I am using opencv 3.4.9 I built it using CUDA. It works well.
Now I am try to use cv::cuda::blur function I get blur is not a member of cv::cuda.
cv::cuda::threshold works but cv::cuda::blur gives me the error.
I suspect I am missing a header file but can’t seem to find the right one.
On a similar not if I take 2 cv:cuda:GpuMat and add, subtract or multiple them it tells me the I can’t seem to do that, This also seems like an include issue.
I am moving the code from using cv::blur to cv::cuda::blur. I am am still relatively new to opencv so your comment about the box filter does not mean anything to me.
The post refers to a gpu which is 3 generations older than yours which is back of the envelope nearly 7 times slower. If you read the comments below someone with a faster gpu 770 achieved faster times and proposed that the memory bandwidth was the issue. Whilst I am not convinced that it is just the memory bandwidth in his case I would suggest it is the GPU performance.
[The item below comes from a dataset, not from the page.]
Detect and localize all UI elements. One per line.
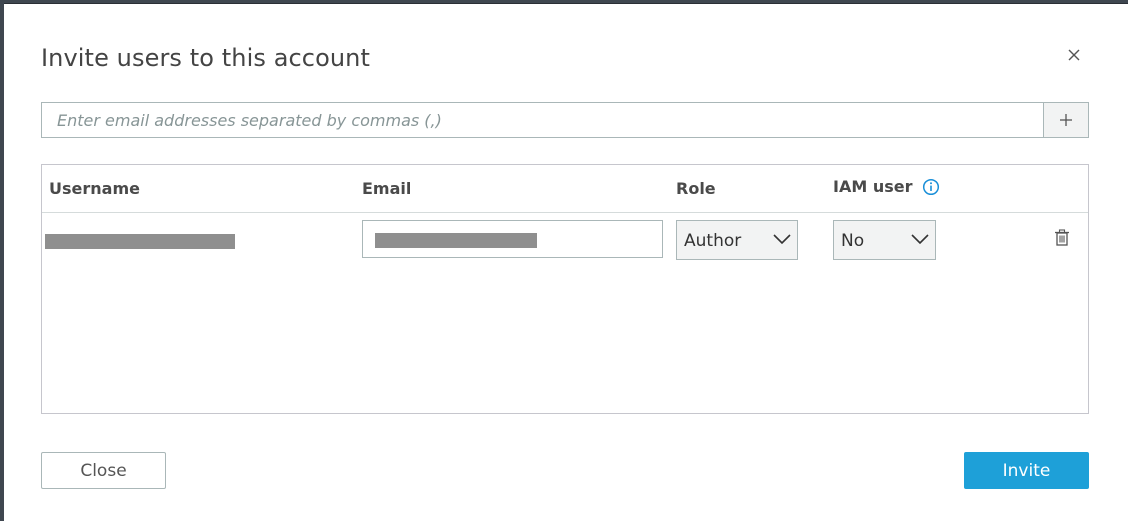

Anyway to put that post in context using his timings ~12ms you can see that unless something in the codebase has changed for the worse ~450ms is way out (even if the image type is different), that is with a 7 times faster gpu and a possibly 9 times smaller image.
As @crackwitz mentioned and the post you linked to (first run 1.7 secs vs 12 ms) you are timing the first run (one time only cost) on the gpu where initialization including the creation of the cuda context happens. This is always orders of magnitude slower than subsiquent operations. Additionaly if you pass an empty GpuMat as the destination that memory will also get allocated during the call slowing things down even more.
[==========] Running 1 test from 1 test case.
[----------] Global test environment set-up.
[----------] 1 test from Sz_Type_KernelSz_Blur
[ RUN ] Sz_Type_KernelSz_Blur.Blur/17, where GetParam() = (1280x1024, 32FC1, 7)
[ PERFSTAT ] (samples=100 mean=0.92 median=0.93 min=0.86 stddev=0.04 (4.8%))
[ OK ] Sz_Type_KernelSz_Blur.Blur/17 (185 ms)
[----------] 1 test from Sz_Type_KernelSz_Blur (188 ms total)
[----------] Global test environment tear-down
[==========] 1 test from 1 test case ran. (190 ms total)
[ PASSED ] 1 test.
This takes 0.92 ms on a GTX 1060. Can you compare the times you get for this to check they are quicker?